There are two main branches of calculations possible: Equilibrium and Process simulation. Equilibrium calculations do not consider any kinetics, the process simulation includes reaction kinetics.

In general, for both types, the main difference compared to using a standard Equilibrium Calculator is that it is easy to handle the different materials present in a metallurgical process. The materials used in the process can be pre-defined, saved and used for the equilibrium calculations. Metallic materials can be defined in element weight percent, oxide materials in weight percent of oxide components, the gas phase in volume percent of gas components and its amount can be defined in normal cubic meters, and so forth. In principle this can be done in a standard Equilibrium Calculator. However, it is much easier when using the Process Metallurgy Calculator as this is designed for this specific purpose.

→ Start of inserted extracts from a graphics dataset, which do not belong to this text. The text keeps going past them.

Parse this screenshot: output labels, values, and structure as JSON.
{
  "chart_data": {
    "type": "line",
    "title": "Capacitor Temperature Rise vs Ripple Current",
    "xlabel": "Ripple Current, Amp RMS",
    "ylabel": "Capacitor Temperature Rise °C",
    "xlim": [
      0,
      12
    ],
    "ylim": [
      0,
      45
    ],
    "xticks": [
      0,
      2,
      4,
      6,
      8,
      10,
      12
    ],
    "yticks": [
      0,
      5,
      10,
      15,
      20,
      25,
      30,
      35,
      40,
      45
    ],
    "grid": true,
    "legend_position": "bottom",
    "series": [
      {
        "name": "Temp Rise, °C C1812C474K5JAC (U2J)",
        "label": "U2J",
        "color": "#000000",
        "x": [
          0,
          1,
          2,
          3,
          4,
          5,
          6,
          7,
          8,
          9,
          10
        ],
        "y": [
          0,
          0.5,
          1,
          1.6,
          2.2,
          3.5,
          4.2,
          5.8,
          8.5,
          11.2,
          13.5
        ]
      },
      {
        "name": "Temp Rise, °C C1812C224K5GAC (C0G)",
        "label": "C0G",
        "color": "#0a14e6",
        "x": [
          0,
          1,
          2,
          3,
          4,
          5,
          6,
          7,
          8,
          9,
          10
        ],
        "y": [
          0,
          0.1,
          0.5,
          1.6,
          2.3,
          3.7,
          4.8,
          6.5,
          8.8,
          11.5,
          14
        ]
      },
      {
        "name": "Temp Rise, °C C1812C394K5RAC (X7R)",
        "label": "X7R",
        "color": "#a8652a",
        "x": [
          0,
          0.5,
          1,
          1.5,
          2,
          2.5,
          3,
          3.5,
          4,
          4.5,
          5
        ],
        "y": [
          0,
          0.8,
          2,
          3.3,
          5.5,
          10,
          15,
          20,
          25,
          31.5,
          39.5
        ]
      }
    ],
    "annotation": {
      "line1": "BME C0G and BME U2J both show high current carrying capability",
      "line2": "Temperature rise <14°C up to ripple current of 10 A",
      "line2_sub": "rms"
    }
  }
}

When using the Equilibrium branch of calculations, both isothermal and adiabatic calculations are possible. Adiabatic calculations assume no heat and mass exchange with the environment during the equilibrium reaction, meaning that the temperature changes as a result of exothermal or endothermal reactions taking place.

For a Process simulation branch of calculation, the reaction kinetics of the process are considered. This is done by dividing the system into zones. Typically one would have one steel zone containing liquid metal and a slag zone containing liquid oxide (slag). The kinetic model assumes that only a fraction of the steel zone reacts with a fraction of the slag zone per time step. This reacting fraction of the whole system is termed the reaction zone (in literature it has become known as Effective Equilibrium Reaction Zone or EERZ).

You can use the Process Metallurgy Module to calculate the following:

• The equilibrium between custom-defined steels, slags, and gasses.
• The equilibrium between other metallic and non-metallic phases.
• Desulfurization, dephosphorization, and decarburization.
• Any partition coefficient, for example the partitioning of sulfur between the liquid steel and slag phase.
• Slag characteristics, such as slag basicity or sulfur capacity.
• The fraction of liquid and solid in the slag.
• The temperature change in an adiabatic process.
• Kinetics of the reaction between phases. Typically this is the reaction between a liquid metal and slag phase, but it could also be the reaction between a solid oxide and slag (simulation of refractory wear) or between a solid metal and liquid metal (simulation of dissolution of alloy), etc.

Material Specific Property Model Libraries

There are specialized Property Models available for those working with specific materials such as steel, nickel, and titanium. The libraries, also sometimes referred to Add-on Modules, are available with the Property Model Calculator and the applicable database licenses.

• The Nickel Model Library includes the following models specially designed for those working with nickel alloys: Antiphase Boundary Energy, Coarsening, Equilibrium with Freeze-in Temperature, Solvus for Ordered Phase, and Strain-Age Cracking.
• The Noble Metal Alloys Model Library includes the Optical Properties Property Model.
• The Steel Model Library includes the following models for those working in the steel industry: Bainite, CCT Diagram, Critical Transformation Temperatures, Ferrite, Martensite Fractions, Martensite Temperatures, Martensitic Steel Strength, Pearlite, and TTT Diagram.
• The Titanium Model Library includes the following models specially designed for those working with titanium alloys: Alloy Strength and Martensite Temperatures.